O caso aconteceu com o bioquímico Alisson Santos, 43, e sua esposa Aline. Alisson é deficiente auditivo e precisa ler lábios para compreender o que os outros estão lhe dizendo. Na quinta passada (13), porém, os dois não tiveram permissão para entrar num supermercado do Água Verde porque supostamente sua máscara não protegeria contra o coronavírus.

Segundo o professor João Carlos do Amaral Lozovey, da Saúde Coletiva da UFPR, a máscara de acrílico, embora possa não ser tão eficiente quanto a de pano, dá uma boa proteção e pode ser utilizada como barreira contra a contaminação da Covid.

"O acrílico barra a passagem dos vírus nos dois sentidos. Talvez permita a passagem caso a pessoa esteja contaminada e espirre ou tussa", diz ele. De acordo com Lozovey, porém, o risco é baixo o suficiente para que se considere razoável o uso desse tipo de proteção, ainda mais se tratando de uma pessoa assintomática e pensando que o material pode facilitar a vida de quem precisa da leitura labial.

"Claro que a pessoa no comércio, no mercado, talvez tenha dificuldade para julgar isso. Mas do ponto de vista científico eu diria que é uma prática razoável", diz ele, concordando com Alisson, inclusive, que seria positivo caso os grandes comércios adotassem como norma ter pelo menos um funcionário usando máscara transparente, para facilitar a comunicação com surdos.

Barrados por uso de máscara transparente

Alisson diz que a dificuldade dos deficientes vem de muito tempo. “Os comércios precisam adaptar um certo grupo de funcionários com proteção e utilização de máscara transparente”, afirma ele, em entrevista por escrito ao Plural.

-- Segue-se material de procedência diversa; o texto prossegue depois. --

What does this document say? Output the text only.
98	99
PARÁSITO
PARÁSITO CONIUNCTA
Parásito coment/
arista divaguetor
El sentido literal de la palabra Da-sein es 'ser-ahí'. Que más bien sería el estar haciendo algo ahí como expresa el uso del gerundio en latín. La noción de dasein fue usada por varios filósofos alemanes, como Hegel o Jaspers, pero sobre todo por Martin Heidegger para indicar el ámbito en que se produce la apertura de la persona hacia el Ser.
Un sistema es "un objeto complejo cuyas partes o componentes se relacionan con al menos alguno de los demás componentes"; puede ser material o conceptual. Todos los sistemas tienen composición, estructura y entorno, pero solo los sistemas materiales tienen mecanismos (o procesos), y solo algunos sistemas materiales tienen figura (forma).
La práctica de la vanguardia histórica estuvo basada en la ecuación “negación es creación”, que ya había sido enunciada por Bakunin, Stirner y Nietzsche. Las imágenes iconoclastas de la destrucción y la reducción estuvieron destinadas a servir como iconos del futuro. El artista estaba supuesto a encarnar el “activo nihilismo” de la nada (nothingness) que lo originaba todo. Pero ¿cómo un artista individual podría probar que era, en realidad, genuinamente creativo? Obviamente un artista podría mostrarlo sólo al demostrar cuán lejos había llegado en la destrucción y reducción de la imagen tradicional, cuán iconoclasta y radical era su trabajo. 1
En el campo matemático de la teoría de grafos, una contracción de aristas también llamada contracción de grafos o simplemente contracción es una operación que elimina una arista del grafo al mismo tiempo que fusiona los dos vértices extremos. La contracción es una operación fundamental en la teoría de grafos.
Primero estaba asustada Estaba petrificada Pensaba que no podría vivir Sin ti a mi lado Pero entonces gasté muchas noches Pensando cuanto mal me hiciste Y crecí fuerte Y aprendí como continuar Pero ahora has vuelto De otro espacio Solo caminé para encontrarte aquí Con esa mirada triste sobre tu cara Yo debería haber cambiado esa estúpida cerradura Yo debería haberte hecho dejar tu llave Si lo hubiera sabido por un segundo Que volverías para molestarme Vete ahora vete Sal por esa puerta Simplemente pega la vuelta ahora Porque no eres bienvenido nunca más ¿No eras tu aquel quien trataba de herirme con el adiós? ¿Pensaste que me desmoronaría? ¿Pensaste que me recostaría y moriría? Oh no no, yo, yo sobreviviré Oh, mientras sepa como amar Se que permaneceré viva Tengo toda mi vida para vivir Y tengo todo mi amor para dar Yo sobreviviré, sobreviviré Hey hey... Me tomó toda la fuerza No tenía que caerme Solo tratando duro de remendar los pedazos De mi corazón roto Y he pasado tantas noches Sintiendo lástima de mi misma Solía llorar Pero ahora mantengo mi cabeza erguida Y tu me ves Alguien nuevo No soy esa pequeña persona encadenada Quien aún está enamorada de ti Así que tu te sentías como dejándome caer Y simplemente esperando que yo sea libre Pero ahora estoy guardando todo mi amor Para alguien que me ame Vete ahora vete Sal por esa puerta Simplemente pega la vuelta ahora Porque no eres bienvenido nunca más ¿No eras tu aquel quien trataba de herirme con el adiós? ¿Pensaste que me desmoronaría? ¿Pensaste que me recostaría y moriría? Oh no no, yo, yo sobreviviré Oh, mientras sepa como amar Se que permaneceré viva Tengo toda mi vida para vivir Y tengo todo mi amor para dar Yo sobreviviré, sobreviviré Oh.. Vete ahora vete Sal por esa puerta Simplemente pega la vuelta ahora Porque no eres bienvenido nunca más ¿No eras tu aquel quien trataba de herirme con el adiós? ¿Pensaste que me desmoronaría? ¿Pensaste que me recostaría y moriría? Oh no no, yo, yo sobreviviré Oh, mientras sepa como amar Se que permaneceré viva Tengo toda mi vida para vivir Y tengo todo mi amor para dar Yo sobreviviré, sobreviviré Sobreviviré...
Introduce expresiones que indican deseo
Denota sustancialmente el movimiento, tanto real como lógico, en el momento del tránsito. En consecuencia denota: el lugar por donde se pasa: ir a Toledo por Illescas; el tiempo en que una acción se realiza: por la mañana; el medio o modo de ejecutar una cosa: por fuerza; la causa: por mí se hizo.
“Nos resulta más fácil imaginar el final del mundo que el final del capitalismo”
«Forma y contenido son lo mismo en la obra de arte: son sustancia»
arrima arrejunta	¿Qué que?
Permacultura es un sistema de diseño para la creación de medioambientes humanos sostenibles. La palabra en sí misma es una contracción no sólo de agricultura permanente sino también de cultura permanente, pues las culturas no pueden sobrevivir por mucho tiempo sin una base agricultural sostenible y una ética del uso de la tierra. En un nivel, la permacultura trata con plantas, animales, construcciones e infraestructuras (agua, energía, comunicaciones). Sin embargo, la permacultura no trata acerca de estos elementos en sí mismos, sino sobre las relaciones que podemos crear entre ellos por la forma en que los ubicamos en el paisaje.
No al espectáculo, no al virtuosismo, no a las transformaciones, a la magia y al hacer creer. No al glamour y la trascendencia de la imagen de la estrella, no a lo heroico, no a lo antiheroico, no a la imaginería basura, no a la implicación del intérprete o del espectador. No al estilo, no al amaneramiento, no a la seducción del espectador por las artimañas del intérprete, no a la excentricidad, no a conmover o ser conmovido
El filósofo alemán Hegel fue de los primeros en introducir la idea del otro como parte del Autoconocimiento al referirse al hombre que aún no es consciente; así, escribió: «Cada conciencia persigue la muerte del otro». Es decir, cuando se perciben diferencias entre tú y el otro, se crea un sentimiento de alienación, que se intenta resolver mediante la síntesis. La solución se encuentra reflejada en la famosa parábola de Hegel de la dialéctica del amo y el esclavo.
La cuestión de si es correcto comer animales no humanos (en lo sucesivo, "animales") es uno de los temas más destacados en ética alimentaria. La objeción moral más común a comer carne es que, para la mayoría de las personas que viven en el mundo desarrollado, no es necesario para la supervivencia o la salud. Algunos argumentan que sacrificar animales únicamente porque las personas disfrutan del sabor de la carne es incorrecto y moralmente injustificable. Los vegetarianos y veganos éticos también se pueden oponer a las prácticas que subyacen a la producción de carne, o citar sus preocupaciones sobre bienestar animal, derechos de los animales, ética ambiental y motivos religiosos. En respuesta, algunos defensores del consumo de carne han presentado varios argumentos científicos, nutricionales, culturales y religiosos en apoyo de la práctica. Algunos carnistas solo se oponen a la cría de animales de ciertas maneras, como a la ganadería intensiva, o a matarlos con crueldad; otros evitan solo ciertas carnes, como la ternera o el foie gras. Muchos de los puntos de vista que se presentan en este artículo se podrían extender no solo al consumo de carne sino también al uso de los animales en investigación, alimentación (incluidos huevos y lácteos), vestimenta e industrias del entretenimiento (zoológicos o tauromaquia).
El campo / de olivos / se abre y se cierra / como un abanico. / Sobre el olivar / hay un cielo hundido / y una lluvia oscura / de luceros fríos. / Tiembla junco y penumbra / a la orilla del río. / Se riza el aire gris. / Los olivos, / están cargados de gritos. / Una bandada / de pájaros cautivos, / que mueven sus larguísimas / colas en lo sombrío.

Com o coronavírus, a situação só piorou. “Eu sempre que preciso abastecer o carro ou fazer compras preciso que minha esposa esteja junto para me auxiliar na comunicação, uma vez que a máscara de pano impede que faça a leitura labial das pessoas. Por isso comprei a máscara inclusiva, para que eu e ela possamos nos comunicar ao sair”, afirma. “Mas se somos barrados nos estabelecimentos, como posso fazer então? Onde fica meu direito e independência? Onde está a inclusão?